The synagogue, to my eyes as a youngster, was a very imposing edifice. When the synagogue was built, about five hundred years ago, Jews were not permitted to build the synagogue higher than the church, so they lowered the floor inside the synagogue to give the synagogue interior extra height. To enter the men's section, the main sanctuary, one had to descend about four steps down. This was a masonry building. The floor was made of large stone slabs and the ceiling inside was domed. A distinctive feature of this type of synagogue was the central platform holding the reader's desk (bime). This is where the public reading from the Torah scroll took place. All the ceiling vaults converged at the four points of an impressive architectural canopy covering the bime.
In the middle of the eastern wall, facing Jerusalem, was the holy ark (ornkoydesh) containing the sacred Torah scrolls. In front of the ark was the ner tamid, the eternal light. Two eagles, one on each side of the ark, made a very big impression on me as a child. They were so huge, with their long talons and their wings outspread, as if they were about to land. The eagles and the rampant lions facing each other on top of the ark are symbols. As it is said in Pirke Avot, "Be bold as a leopard, light as an eagle, swift as a deer, and strong as a lion to carry out the will of your Father in Heaven." To the left of the Holy Ark was a painting of Rachel's tomb. To the right was a picture of the Western Wall. That is where the rabbi sat. Prominent citizens sat along the eastern wall. The decorations were beautiful.
About ten steps lead up to the ark. The choir stood on the steps. I am among them. The choir was made up almost entirely of boys who sang soprano and alto, plus one or two adults in the bass section. The man in white is the khazn, the cantor. He stood below. He would lead the service and conduct the choir at the same time. Every month before the holidays, the khazn would go around the Jewish schools to find boys for the choir. He would make them sing a scale to determine if they had a good voice and an ear for music. I was picked. I sang in the choir from the age of nine or ten until I finished kheyder at the age of fourteen. We would go to the cantor's house for rehearsals twice a week. Just before the High Holidays, the only time of the year that we performed, there could be rehearsals every day. The cantor gave us about a zloty, a silver zloty, like a silver dollar, for our efforts. That's what all the meshoyrerim, the choirboys, got. He didn’t have very much money. They didn’t pay him very much. For us it was very nice to get a zloty. The khazn had not been blessed with sons, only daughters. They lived in one big room on Tsozmirer veyg.
The two rows of barred windows on the north wall were part of the women's section. Women sat separately so as not to distract the men from prayer. The door to the women's section on the ground floor was to the left of the door to the main sanctuary, which you entered from the southeast corner of the building. An outdoor staircase lead to the second floor of the women's section, which had a dirt floor. I believe that the floor of the women's section was made by pounding earth in between the thick beams. In other places of prayer, women were separated from men by a mekhitse, a division, which might just be a curtain.
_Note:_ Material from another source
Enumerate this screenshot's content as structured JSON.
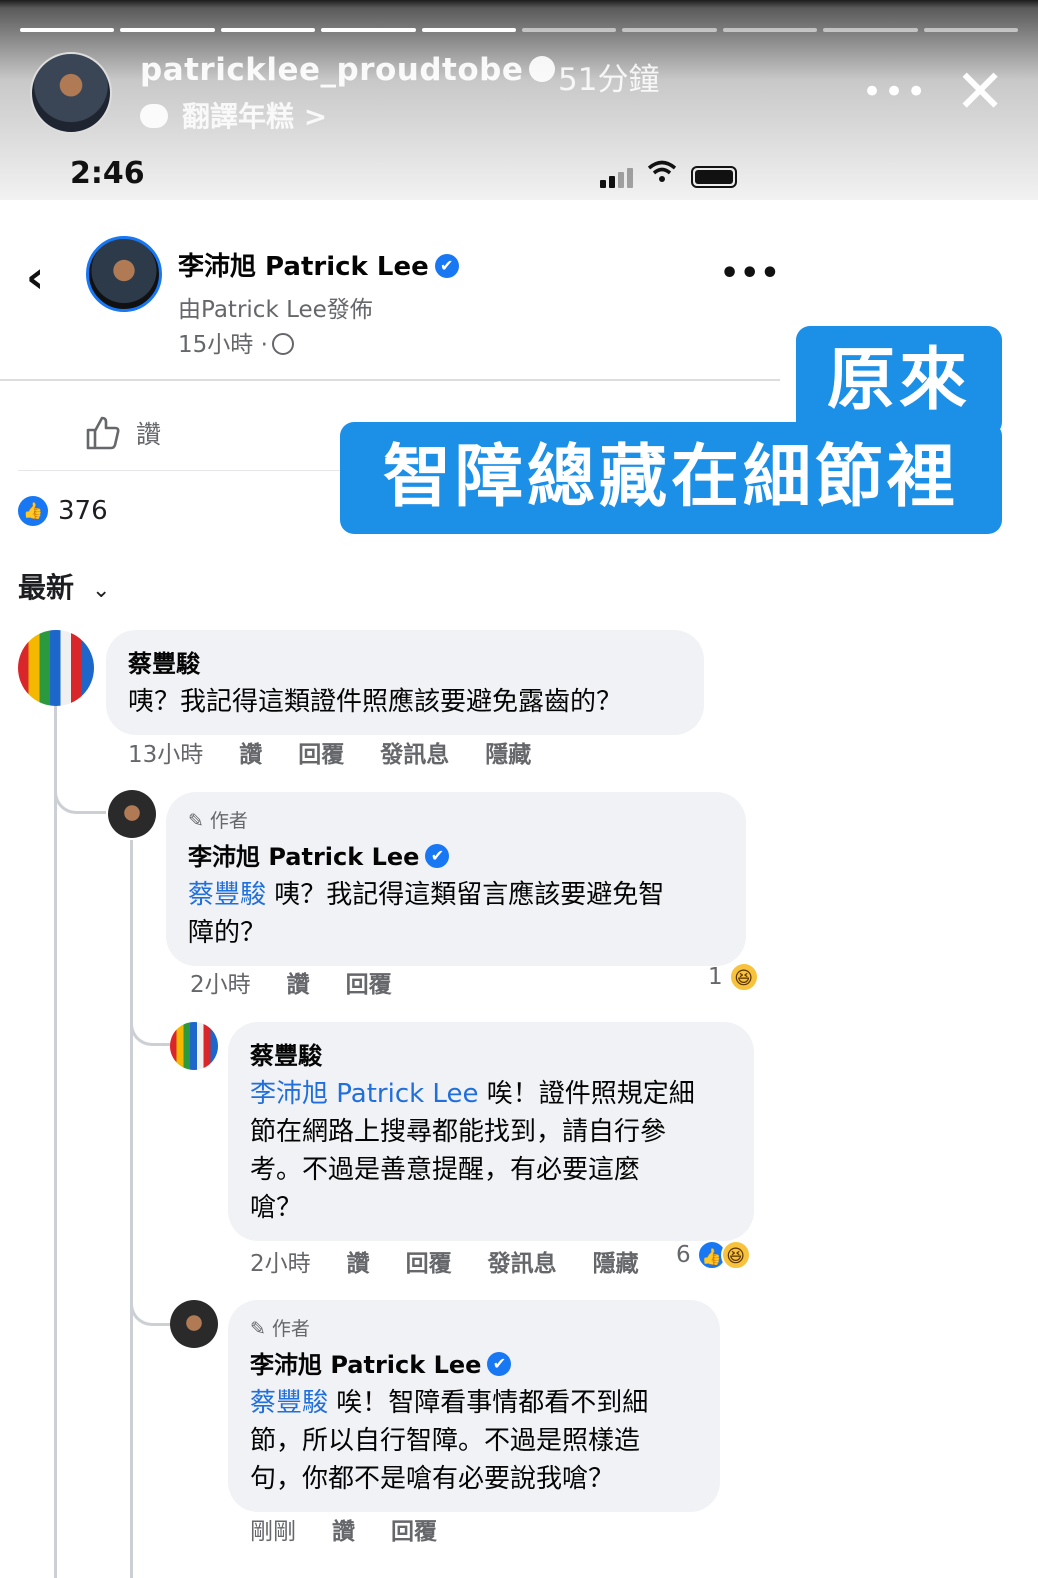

On the north wall were the coats of arms of the twelve tribes as well as the two spies that Joshua sent out to spy the land. They are bringing back a big bunch of grapes to show how fertile the land was. On the opposite wall, the south wall, were stained glass windows and signs of the zodiac. There were also stained glass windows on the western Wall.
Just as we were leaving for Canada in 1934, the community imported a painter, Professor Wilenberg, from Czestochowa, to redecorate the synagogue interior. During the 1980s in Israel , I met his son, Sam, the only Apter Jew to survive Treblinka. I was told that the war broke out before Professor Wilenberg had a chance to finish painting the interior. Sam also told me that his father saved himself and made a living during the war by painting the Holy Mother and Jesus Christ and selling the pictures in front of churches. He pretended to be deaf so he would not have to speak. If he spoke people could tell from his accent he was Jewish. He would follow pilgrimages to holy sites in Poland like Czestochowa and paint holy pictures for the local population. His son told me that after the war he went back to Warsaw and saw on the back of the stairway down to a basement a picture of the Virgin Mary that his father had painted--his father had signed it.
When I first visited Apt a few years ago, I was dismayed to learn that the synagogue had survived the war only to be dismantled several years later by local residents who wanted to reuse the building materials. The Germans had used the synagogue as a stable. After their retreat, some of the people living in Apt used it as a woodworking shop. It is hard to fathom how a masonry building like that could be destroyed. There is now a little park there and a few small trees. However, the eastern wall of the synagogue was not completely destroyed because it was attached to another building. You can still see Star of David on the outer wall of the adjoining building. The Star of David used to be above the ark on the east wall of the synagogue.